用于使用递增值替换字符串的shell脚本

时间:2013-03-08 07:24:35

标签: shell

我有一个.xml文件,我必须在其中搜索“<reviseddate>”标记。它可以在文件中多次出现。如果是这样,我必须将“<reviseddate>”标记替换为“<reviseddate1>”我需要一个shell脚本

案文的样本如下:

Manuscript received <receiveddate>June 7, 2005</receiveddate>; revised             
<reviseddate> February 4, 2006 </reviseddate>, <reviseddate> August 14, 2006 </reviseddate>,
and <reviseddate> October 7, 2006 </reviseddate>. This work was supported by the 
<supported><agency-name>California Department of Transportation through the California  
Center for Innovative Transportation and the California Partners for Advanced Highway 
and Transit Program</agency-name><grant-grp/></supported>. The contents of this paper 
reflect the views of the authors and do not necessarily indicate acceptance by the 
sponsors. The Associate Editor for this paper was M. M. Sokoloski.</affnote-para>

输出应如下

Manuscript received <receiveddate> June 7, 2005 <receiveddate>; revised             
<reviseddate1> February 4, 2006 </reviseddate1>, <reviseddate2> August 14, 2006 </reviseddate2>,        
and <reviseddate3> October 7, 2006 </reviseddate3>. This work was supported by the 
<supported><agency-name>California Department of Transportation through the California  
Center for Innovative Transportation and the California Partners for Advanced Highway 
and Transit Program</agency-name><grant-grp/></supported>. The contents of this paper 
reflect the views of the authors and do not necessarily indicate acceptance by the 
sponsors.

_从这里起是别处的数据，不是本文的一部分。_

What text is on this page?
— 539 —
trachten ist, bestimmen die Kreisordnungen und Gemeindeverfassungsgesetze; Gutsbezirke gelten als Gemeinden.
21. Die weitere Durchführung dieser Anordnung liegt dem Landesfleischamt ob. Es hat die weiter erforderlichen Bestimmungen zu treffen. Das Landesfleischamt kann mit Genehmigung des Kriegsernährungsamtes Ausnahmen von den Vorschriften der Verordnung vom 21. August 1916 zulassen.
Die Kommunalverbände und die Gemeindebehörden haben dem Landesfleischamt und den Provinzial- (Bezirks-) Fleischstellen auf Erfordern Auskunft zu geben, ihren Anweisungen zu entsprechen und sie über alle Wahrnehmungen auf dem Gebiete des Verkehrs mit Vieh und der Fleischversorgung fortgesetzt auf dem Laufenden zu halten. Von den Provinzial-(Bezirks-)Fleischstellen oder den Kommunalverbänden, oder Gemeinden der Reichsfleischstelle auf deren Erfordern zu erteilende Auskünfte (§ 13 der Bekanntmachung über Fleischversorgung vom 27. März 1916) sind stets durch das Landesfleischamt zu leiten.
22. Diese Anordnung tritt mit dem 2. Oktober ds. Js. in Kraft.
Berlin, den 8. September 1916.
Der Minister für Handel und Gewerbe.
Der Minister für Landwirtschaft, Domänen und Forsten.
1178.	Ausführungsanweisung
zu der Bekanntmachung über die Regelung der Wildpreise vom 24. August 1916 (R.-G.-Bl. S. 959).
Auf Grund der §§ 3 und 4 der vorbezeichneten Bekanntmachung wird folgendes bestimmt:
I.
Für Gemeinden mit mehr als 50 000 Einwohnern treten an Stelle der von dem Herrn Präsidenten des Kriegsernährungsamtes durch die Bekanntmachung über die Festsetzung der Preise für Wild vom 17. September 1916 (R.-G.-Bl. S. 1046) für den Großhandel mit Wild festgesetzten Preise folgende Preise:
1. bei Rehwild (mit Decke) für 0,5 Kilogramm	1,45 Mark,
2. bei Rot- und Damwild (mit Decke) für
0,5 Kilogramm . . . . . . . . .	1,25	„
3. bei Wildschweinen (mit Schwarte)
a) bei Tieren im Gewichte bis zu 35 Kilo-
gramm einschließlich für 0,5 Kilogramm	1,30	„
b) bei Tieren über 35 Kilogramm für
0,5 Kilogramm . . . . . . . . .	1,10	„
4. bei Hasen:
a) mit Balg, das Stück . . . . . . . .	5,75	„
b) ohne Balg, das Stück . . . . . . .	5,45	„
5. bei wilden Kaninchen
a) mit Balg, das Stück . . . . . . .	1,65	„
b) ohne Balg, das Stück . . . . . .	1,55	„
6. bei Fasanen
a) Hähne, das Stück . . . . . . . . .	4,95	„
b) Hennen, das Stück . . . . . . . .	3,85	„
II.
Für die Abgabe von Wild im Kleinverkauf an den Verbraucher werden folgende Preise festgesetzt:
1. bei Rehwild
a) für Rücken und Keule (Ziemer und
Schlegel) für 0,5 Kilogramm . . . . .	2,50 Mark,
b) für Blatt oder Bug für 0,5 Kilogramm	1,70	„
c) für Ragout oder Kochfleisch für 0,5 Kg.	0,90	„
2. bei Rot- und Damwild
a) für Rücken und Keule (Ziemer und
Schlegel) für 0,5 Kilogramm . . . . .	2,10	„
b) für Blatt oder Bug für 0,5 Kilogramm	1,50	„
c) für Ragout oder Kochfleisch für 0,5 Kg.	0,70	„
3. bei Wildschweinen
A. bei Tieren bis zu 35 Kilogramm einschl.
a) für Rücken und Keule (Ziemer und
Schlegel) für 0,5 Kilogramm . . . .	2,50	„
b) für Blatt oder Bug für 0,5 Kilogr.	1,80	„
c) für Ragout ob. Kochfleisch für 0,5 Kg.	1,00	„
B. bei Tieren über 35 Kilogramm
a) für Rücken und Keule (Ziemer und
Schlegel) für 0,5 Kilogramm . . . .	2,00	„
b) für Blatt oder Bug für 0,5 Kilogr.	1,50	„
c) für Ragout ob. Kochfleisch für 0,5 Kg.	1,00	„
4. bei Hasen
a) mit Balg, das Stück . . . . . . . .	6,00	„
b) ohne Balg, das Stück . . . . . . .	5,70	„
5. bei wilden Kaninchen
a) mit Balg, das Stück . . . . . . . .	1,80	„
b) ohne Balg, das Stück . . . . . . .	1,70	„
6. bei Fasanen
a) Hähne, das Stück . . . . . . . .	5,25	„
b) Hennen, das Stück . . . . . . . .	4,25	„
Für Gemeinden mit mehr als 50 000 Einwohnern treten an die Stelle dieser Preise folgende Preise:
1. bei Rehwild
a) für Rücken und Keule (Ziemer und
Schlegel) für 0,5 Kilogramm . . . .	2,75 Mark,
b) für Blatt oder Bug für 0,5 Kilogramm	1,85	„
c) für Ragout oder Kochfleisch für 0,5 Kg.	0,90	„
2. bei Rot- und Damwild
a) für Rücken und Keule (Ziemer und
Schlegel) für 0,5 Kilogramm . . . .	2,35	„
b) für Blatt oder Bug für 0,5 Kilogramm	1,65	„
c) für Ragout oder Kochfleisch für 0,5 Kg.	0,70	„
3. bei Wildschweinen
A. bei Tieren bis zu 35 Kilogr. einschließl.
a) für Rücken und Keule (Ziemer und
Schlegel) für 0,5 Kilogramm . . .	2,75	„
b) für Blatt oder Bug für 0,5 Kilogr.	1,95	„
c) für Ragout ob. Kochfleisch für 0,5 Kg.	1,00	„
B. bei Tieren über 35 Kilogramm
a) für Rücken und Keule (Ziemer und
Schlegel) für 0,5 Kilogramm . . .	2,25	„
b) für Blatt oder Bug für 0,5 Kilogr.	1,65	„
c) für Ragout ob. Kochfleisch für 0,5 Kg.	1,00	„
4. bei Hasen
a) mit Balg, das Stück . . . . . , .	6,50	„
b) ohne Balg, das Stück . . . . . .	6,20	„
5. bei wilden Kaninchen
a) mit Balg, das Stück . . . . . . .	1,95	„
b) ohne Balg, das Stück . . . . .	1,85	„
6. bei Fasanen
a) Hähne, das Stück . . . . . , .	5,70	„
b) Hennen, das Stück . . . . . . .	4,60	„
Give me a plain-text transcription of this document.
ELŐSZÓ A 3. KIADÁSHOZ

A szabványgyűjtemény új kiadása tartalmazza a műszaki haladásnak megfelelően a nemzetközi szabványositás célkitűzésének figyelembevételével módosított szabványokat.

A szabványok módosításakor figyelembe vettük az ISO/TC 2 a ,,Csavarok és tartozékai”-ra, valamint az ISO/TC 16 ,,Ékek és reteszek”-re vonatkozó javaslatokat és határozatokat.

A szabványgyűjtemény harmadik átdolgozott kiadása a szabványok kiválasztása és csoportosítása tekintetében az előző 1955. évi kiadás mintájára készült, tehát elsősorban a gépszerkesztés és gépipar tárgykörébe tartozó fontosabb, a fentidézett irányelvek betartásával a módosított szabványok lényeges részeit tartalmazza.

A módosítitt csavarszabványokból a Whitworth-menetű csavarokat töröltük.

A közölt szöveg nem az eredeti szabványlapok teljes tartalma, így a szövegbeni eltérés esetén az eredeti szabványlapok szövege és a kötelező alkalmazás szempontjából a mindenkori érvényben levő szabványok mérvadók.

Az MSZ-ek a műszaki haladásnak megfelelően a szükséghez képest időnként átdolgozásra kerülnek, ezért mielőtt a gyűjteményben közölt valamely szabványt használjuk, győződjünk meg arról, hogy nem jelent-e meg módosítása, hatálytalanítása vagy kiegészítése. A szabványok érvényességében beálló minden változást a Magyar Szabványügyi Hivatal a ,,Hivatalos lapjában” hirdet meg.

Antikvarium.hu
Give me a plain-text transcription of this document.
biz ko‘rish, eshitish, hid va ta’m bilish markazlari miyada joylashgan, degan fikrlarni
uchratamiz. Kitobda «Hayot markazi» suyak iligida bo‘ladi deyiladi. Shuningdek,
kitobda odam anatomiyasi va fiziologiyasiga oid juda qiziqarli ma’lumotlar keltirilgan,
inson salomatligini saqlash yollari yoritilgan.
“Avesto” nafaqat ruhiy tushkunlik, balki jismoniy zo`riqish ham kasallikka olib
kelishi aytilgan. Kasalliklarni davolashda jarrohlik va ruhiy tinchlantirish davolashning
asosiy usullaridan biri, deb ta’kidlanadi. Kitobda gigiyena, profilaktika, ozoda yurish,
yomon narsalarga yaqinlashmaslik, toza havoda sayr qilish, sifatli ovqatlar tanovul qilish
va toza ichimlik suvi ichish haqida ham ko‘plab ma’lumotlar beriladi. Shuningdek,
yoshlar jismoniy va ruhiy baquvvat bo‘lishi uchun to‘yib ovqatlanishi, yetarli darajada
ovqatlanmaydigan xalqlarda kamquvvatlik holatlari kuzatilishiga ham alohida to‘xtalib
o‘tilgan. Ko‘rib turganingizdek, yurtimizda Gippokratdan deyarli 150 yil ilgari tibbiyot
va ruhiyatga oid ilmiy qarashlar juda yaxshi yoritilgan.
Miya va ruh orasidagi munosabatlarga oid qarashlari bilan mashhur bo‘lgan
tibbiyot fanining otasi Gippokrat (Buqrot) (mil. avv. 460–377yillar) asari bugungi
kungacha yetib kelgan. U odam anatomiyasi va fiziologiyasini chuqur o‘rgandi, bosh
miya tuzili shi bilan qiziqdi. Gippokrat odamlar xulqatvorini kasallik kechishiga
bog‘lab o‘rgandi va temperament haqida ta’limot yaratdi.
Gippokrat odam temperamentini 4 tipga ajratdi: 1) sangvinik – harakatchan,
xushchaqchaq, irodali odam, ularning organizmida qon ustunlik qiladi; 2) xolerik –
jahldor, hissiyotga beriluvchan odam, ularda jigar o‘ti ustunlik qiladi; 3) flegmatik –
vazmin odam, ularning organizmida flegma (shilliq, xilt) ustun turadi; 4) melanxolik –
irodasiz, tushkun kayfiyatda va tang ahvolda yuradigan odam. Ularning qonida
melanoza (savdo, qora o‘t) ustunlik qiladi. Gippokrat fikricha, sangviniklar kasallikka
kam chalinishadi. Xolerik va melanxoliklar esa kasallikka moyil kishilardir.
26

The Associate Editor for this paper was M. M. Sokoloski.</affnote-para>

我试过了:

for i in $c do 
   sed -e "s/<reviseddate>/<reviseddate$i>/g" $path/$input_file > $path/input_new.xml
   cp $path/input_new.xml $path/$input_file 
   rm -f input_new.xml 
done

1 个答案:

答案 0 :(得分:0)

我会使用像这样的Perl脚本来完成这项工作:

#!/usr/bin/env perl
use strict;
use warnings;

my $i = 1;
while (<>)
{
    while (m%<reviseddate>([^<]+)</reviseddate>%)
    {
        s%<reviseddate>([^<]*)</reviseddate>%<reviseddate$i>$1</reviseddate$i>%;
        $i++;
    }
    print;
}

对于每一行,对于每个未编号的<reviseddate>标记,请使用适当编号的标记替换标记。

示例输出:

Manuscript received <receiveddate>June 7, 2005</receiveddate>; revised             
<reviseddate1> February 4, 2006 </reviseddate1>, <reviseddate2> August 14, 2006 </reviseddate2>,
and <reviseddate3> October 7, 2006 </reviseddate3>. This work was supported by the 
<supported><agency-name>California Department of Transportation through the California  
Center for Innovative Transportation and the California Partners for Advanced Highway 
and Transit Program</agency-name><grant-grp/></supported>. The contents of this paper 
reflect the views of the authors and do not necessarily indicate acceptance by the 
sponsors. The Associate Editor for this paper was M. M. Sokoloski.</affnote-para>

您可以对此进行调整以处理其他方案,例如一行上的开始标记和下一行的结束标记。直到你需要它为止,没有必要为此烦恼。使用正则表达式是一门艺术。您需要在所有可能的情况下平衡迫切需求与弹性。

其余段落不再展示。